Anonymous 0 Comments

drafting creates a vacuum effect behind whatever it is that is moving, the wider the back side the stronger the effect, same for speed of the moving thing. you would have to be able to catch up to the speeding thing before getting caught in that vacuum, or be able to maintain speed with the thing until it goes fast enough to make a good enough vacuum. a human cant run fast enough to take advantage of drafting. if you drop a human behind a thing going fast enough to make a usable vacuum for drafting, they wouldnt be able to move their legs fast enough to keep up and the draft would probably effect them just enough to make them tumble for longer after they fall. [a person on a bike can do it](https://www.reddit.com/r/WTF/comments/41mh2p/cyclist_drafting_behind_a_truck_at_50_mph/)

Anonymous 0 Comments

Drafting is a way of taking advantage of another object’s work to make your work take less energy. For example, if person ‘A’ is running, the force they have to exert to move forward is the amount of force to move their body plus the amount of force necessary to push the air ahead of them out of the way. Now the air that gets pushed out of the way swirls around person ‘A’ and fills in a semi-vacuum behind them. If person ‘B’ can run close enough behind person ‘A’, they won’t have to exert as much force to move the air in front of them, and can possibly even get a little push from behind from the air filling in behind person ‘A’ Now ‘A’ and ‘B’ are running at the same speed, but ‘B’ is using a lot less energy than ‘A’ to maintain that speed. When ‘A’ eventually tires and slows down, ‘B’ can now kick in that energy that was conserved by drafting ‘A’ and continue running for a longer period of time.

Team races, like bicycle racing, use this as a strategy. A team of racers will draft in a single line, rotating the lead position among the lower ranked members of the team to preserve the energy/endurance of the star member, who will be unleashed toward the end of the course to sprint into the lead and win that leg of the race.

It’s also why birds fly in a ‘V’ formation. The trailing birds are drafting in the wake of the lead bird and they’ll rotate that role among themselves allowing the group to fly further in a day than any individual bird could alone.

Anonymous 0 Comments

Drafting reduces the air drag forces by moving within a pocket of low pressure air left behind a vehicle or object moving forward in front of you. As a big truck (for example) drives along a road it has to push the air out of its way and it takes some time for the air to collapse back in behind it as it moves. So there’s a slipstream in its wake (kind of like the wake left in water as a boat moves through it) that has less air in it. Since drag opposes forward motion, then it allows for a car behind the truck to move forward faster with the same engine RPM and fuel consumption (or the same speed with less engine RPM and fuel consumption).

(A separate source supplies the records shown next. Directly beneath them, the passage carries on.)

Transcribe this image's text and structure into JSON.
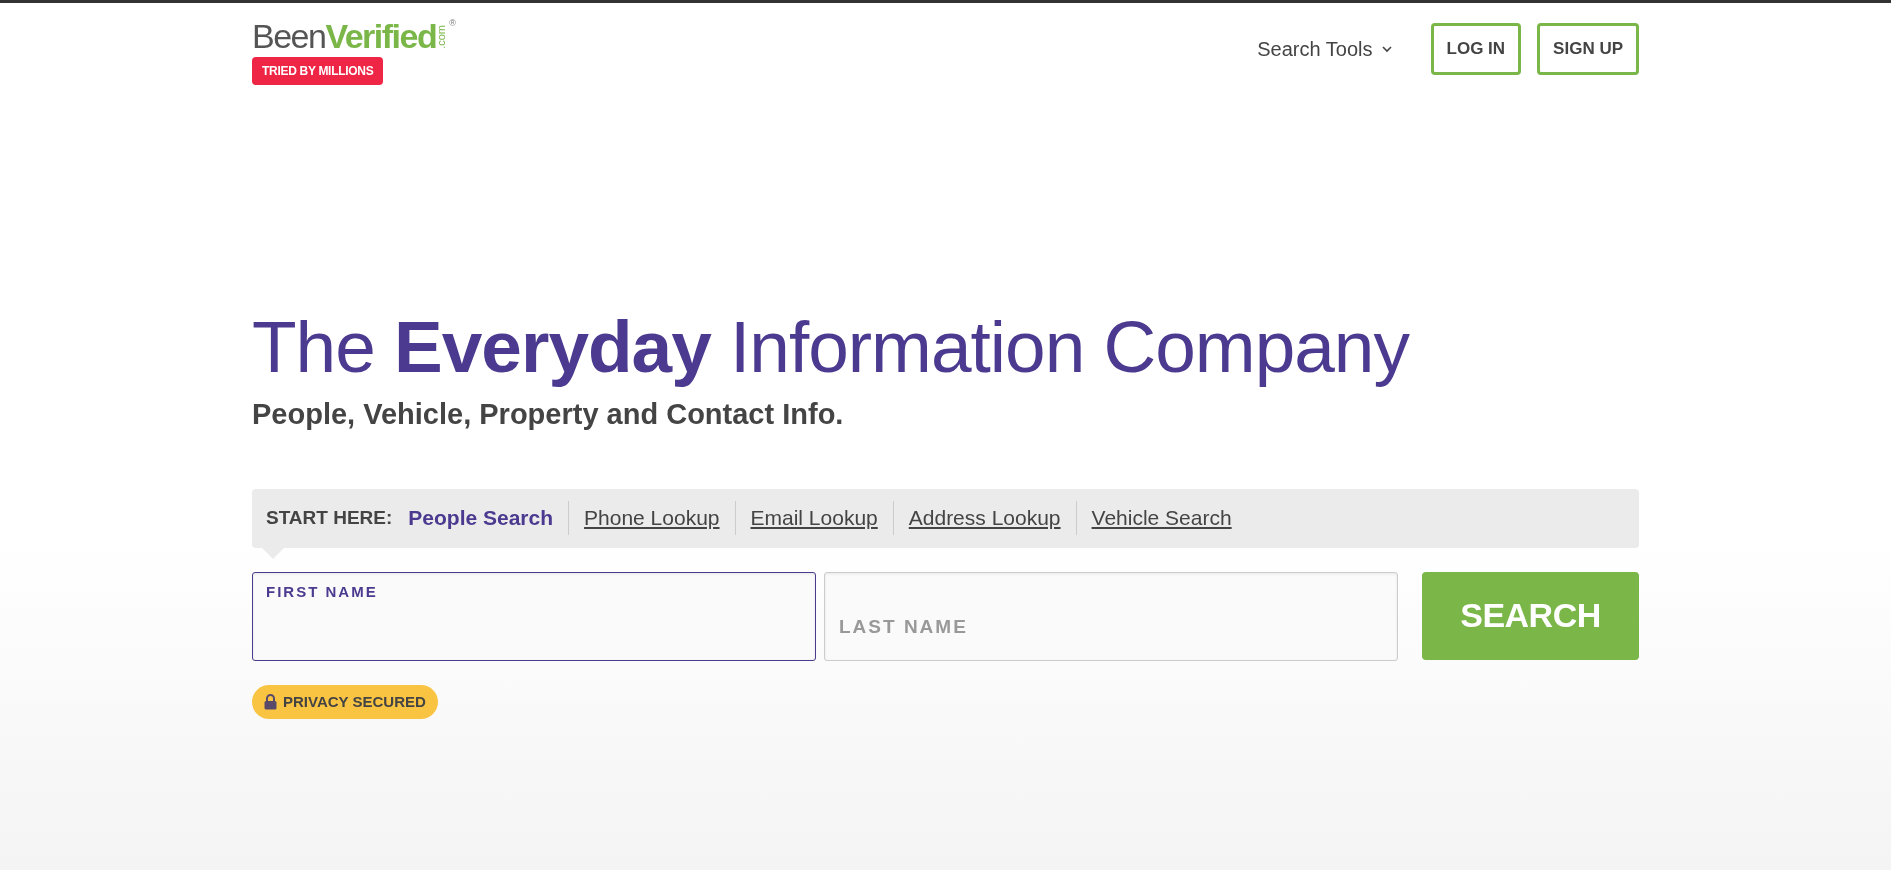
{
  "header": {
    "logo": {
      "first": "Been",
      "second": "Verified",
      "domain": ".com",
      "registered": "®"
    },
    "logo_badge": "TRIED BY MILLIONS",
    "nav": {
      "menu": "Search Tools",
      "expanded": false
    },
    "buttons": [
      "LOG IN",
      "SIGN UP"
    ]
  },
  "hero": {
    "title": "The **Everyday** Information Company",
    "subtitle": "People, Vehicle, Property and Contact Info."
  },
  "search": {
    "prompt": "START HERE:",
    "tabs": [
      {
        "label": "People Search",
        "selected": true
      },
      {
        "label": "Phone Lookup",
        "selected": false
      },
      {
        "label": "Email Lookup",
        "selected": false
      },
      {
        "label": "Address Lookup",
        "selected": false
      },
      {
        "label": "Vehicle Search",
        "selected": false
      }
    ],
    "fields": [
      {
        "label": "FIRST NAME",
        "focused": true
      },
      {
        "placeholder": "LAST NAME",
        "focused": false
      }
    ],
    "button": "SEARCH",
    "privacy": "PRIVACY SECURED"
  }
}
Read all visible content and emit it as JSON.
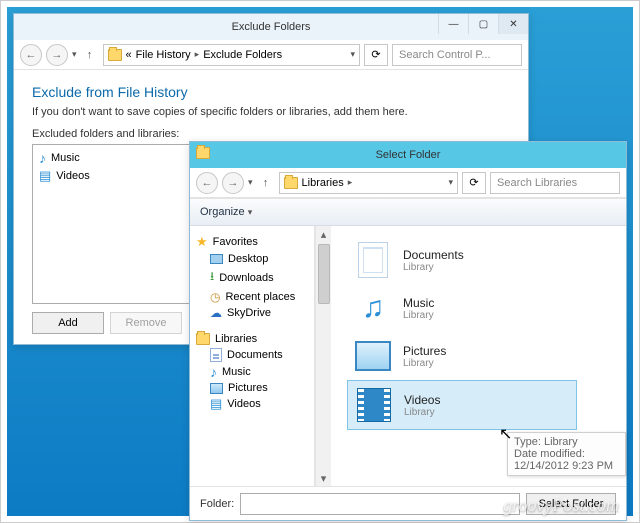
{
  "win1": {
    "title": "Exclude Folders",
    "breadcrumb": {
      "a": "File History",
      "b": "Exclude Folders"
    },
    "search_placeholder": "Search Control P...",
    "heading": "Exclude from File History",
    "desc": "If you don't want to save copies of specific folders or libraries, add them here.",
    "list_label": "Excluded folders and libraries:",
    "items": [
      {
        "name": "Music"
      },
      {
        "name": "Videos"
      }
    ],
    "add": "Add",
    "remove": "Remove"
  },
  "win2": {
    "title": "Select Folder",
    "breadcrumb": {
      "a": "Libraries"
    },
    "search_placeholder": "Search Libraries",
    "organize": "Organize",
    "sidebar": {
      "favorites": "Favorites",
      "fav": [
        "Desktop",
        "Downloads",
        "Recent places",
        "SkyDrive"
      ],
      "libraries": "Libraries",
      "libs": [
        "Documents",
        "Music",
        "Pictures",
        "Videos"
      ]
    },
    "entries": [
      {
        "name": "Documents",
        "type": "Library"
      },
      {
        "name": "Music",
        "type": "Library"
      },
      {
        "name": "Pictures",
        "type": "Library"
      },
      {
        "name": "Videos",
        "type": "Library"
      }
    ],
    "tooltip": {
      "l1": "Type: Library",
      "l2": "Date modified: 12/14/2012 9:23 PM"
    },
    "folder_label": "Folder:",
    "select_btn": "Select Folder"
  },
  "watermark": "groovyPost.com"
}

In theory the idea of drafting would work with runners as well, but the effects are likely negligible (Not only do runners not run fast enough for drag to be a big factor is slowing them down, but also the object in front needs to either be moving very fast or be very large to create a big enough area behind it that you could fit inside and get the benefits from the slipstream). Race Cars take advantage of it from like-sized other cars because they’re moving so quickly. Highway driving takes advantage of it because of not only speeds, but the large size of the big trucks behind which you can draft. Two runners on a track probably don’t get MUCH benefit (but technically should get SOME).

Anonymous 0 Comments

There was a recent record attempt sponsored by a running shoe company (the one hour marathon?) using runners instead of a vehicle. As it wasn’t allowed for official sporting records they made up their own rules and swapped runners in and out like the geese example mentioned in another post. They had real trouble coordinating the runners, so I reckon you should recommend your idea to the company as an improved method!

Anonymous 0 Comments

When predicting drag, you look at the cross sectional area of the object, the drag coefficient, and the speed^2 of the air flowing at it. You can’t change area or drag coefficient externally, but the speed of the air can be changed. If the air behind a bus is half the speed of the bus, then that’s 1/4 the drag. That’s why running downwind is easier also.

Anonymous 0 Comments

The limit to human running speed is how fast we can move our legs forward and back. If you hung from a rope and moved your legs as fast as you could forward and back then the speed your feet reached would be about your max running speed.